For the past four years Morpeth Town Team has been involved in organising or supporting high profile events to entertain and interest residents, as well as encourage visitors into the town.
Events include Morpeth’s food and drink festival, Morpeth Fair, the Morpeth Northumbrian Gathering, music in the Market Place, the switch-on of the Christmas lights and a late night shopping evening.
“We now have three years of data, which we are using to help understand more fully the usage of our town centre, shopping and parking habits, and perhaps predict some trends for the future.”Coun Ken Brown
The core members of the team — Morpeth and District Chamber of Trade, the Greater Morpeth Development Trust, Morpeth Town Council, Sanderson Arcade and Inside Morpeth — also recognise the importance of working behind the scenes to achieve their vision of continuing to develop the town centre as a place to meet, shop and socialise.
They are conscious of the need to build up a solid database of facts, rather than relying on anecdotal evidence to influence decision making. So for the past three years the team has organised benchmarking exercises, which have produced vital information about the town centre and the way it is used.
The most recent exercise has reaffirmed some of the data compiled in the previous two studies, including the fact that shop vacancy rates in Morpeth continue to be well below regional and national averages. The figure a few months ago stood at 6.5 per cent whilst the national figure is close to 12 per cent.
Coun Ken Brown, who takes the lead in benchmarking, said that the impression of vacant properties is skewed because some of the empty premises are in prominent locations, such as the Queen’s Head Hotel in Bridge Street and the former Benfield Motors showroom in Castle Square.
“Generally, if premises become vacant they are usually taken over again pretty quickly in the town centre, but it is something we need to keep a close eye on,” he said.
Footfall counts have remained fairly constant in locations such as Sanderson Arcade, Bridge Street and New Market, although the exercise recorded considerable increases in Newgate Street.
“This suggests that perhaps, contrary to popular local opinion, people are visiting Newgate Street,” said Coun Brown.
“We do feel, however, that we need to undertake further investigation into the shopping habits of visitors to Newgate Street through on-street interviews and discussions with traders.”
Perhaps the most important issue in Morpeth continues to be car parking. Led by the chamber of trade, the town campaigned to have charges removed across Northumberland to be replaced by a disc control system.
Before car parking charges were removed two years ago around a third of the spaces in Morpeth town centre were empty.
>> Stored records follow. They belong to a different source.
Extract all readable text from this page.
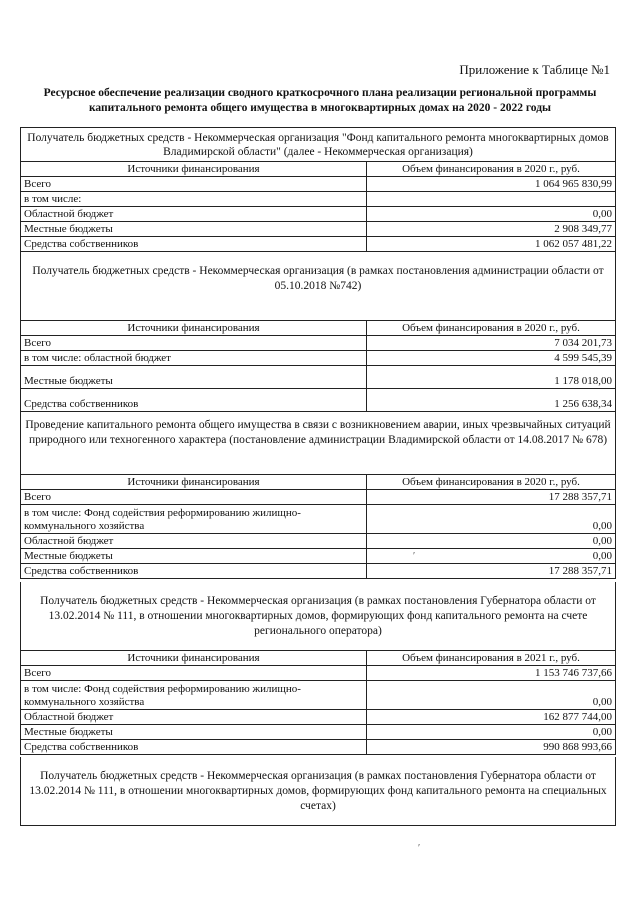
Приложение к Таблице №1
Ресурсное обеспечение реализации сводного краткосрочного плана реализации региональной программы капитального ремонта общего имущества в многоквартирных домах на 2020 - 2022 годы
Получатель бюджетных средств - Некоммерческая организация "Фонд капитального ремонта многоквартирных домов Владимирской области" (далее - Некоммерческая организация)
Источники финансирования	Объем финансирования в 2020 г., руб.
Всего	1 064 965 830,99
в том числе:	
Областной бюджет	0,00
Местные бюджеты	2 908 349,77
Средства собственников	1 062 057 481,22
Получатель бюджетных средств - Некоммерческая организация (в рамках постановления администрации области от 05.10.2018 №742)
Источники финансирования	Объем финансирования в 2020 г., руб.
Всего	7 034 201,73
в том числе: областной бюджет	4 599 545,39
Местные бюджеты	1 178 018,00
Средства собственников	1 256 638,34
Проведение капитального ремонта общего имущества в связи с возникновением аварии, иных чрезвычайных ситуаций природного или техногенного характера (постановление администрации Владимирской области от 14.08.2017 № 678)
Источники финансирования	Объем финансирования в 2020 г., руб.
Всего	17 288 357,71
в том числе: Фонд содействия реформированию жилищно-коммунального хозяйства	0,00
Областной бюджет	0,00
Местные бюджеты	0,00
Средства собственников	17 288 357,71
Получатель бюджетных средств - Некоммерческая организация (в рамках постановления Губернатора области от 13.02.2014 № 111, в отношении многоквартирных домов, формирующих фонд капитального ремонта на счете регионального оператора)
Источники финансирования	Объем финансирования в 2021 г., руб.
Всего	1 153 746 737,66
в том числе: Фонд содействия реформированию жилищно-коммунального хозяйства	0,00
Областной бюджет	162 877 744,00
Местные бюджеты	0,00
Средства собственников	990 868 993,66
Получатель бюджетных средств - Некоммерческая организация (в рамках постановления Губернатора области от 13.02.2014 № 111, в отношении многоквартирных домов, формирующих фонд капитального ремонта на специальных счетах)
ʹ
ʹ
Last year when the benchmark exercise was carried out only 12 per cent of spaces were vacant on a market day, while on busy days, such as Saturdays, as many as 92 per cent of spaces were occupied.
Coun Brown says this gives cause for concern because the replacement of the old Morrison’s store with three retail units, significant housing developments, the fall in fuel prices and cut-backs in public transport is adding to the demand for spaces.
There are more than 1,500 parking spaces across 23 on and off-street car parks in Morpeth town centre, but the Town Team shares concerns that the balance between long and short-stay spaces needs adjustment.
Many traders are reporting problems among staff in finding long-stay spaces, and there are concerns that the situation could become more difficult with a hundred more jobs being created as a result of the redevelopment of the former Morrisons.
Coun Brown said: “Long-stay parking in St James’s’ car park is usually always fully occupied, with some observations indicating that spaces are being used by residents from nearby streets, while Dacre Street has a three-hour limit and the planned re-location of the library to Manchester Street could well increase demand for spaces in that area.
“One solution could be to swap the time limit designations between St James’s and Dacre Street car parks. The Morrisons’ staff allocation in Staithes Lane also appears to be disproportionate to actual use, with 60 vacant spaces frequently recorded, while the reservations for market traders at Matheson’s Gardens are under-used.
“The next most under-used car park appears to be the Terrace, but little has been done to promote it for short-stay, and we also feel improvements are needed in signs directing motorists to appropriate car parks.”
The Town Team is engaging with Northumberland County Council to identify solutions. A town centre workers’ car parking survey is available on the moreinmorpeth.co.uk website.
Coun Brown said: “We are immensely grateful to more than a dozen volunteers who gave up their time to help us with the exercise. They stood on the street assessing shoppers’ footfall, visited car parks to record usage, and delivered questionnaires to every shop and business.
“As a result of their support we now have three years of data, which we are using to help understand more fully the usage of our town centre, shopping and parking habits, and perhaps predict some trends for the future.
“As a team we see the town centre continuing to be the hub of Morpeth as we further develop its unique blend of national and niche local businesses whilst retaining the character and charm of our wonderful historic town within a modern setting.”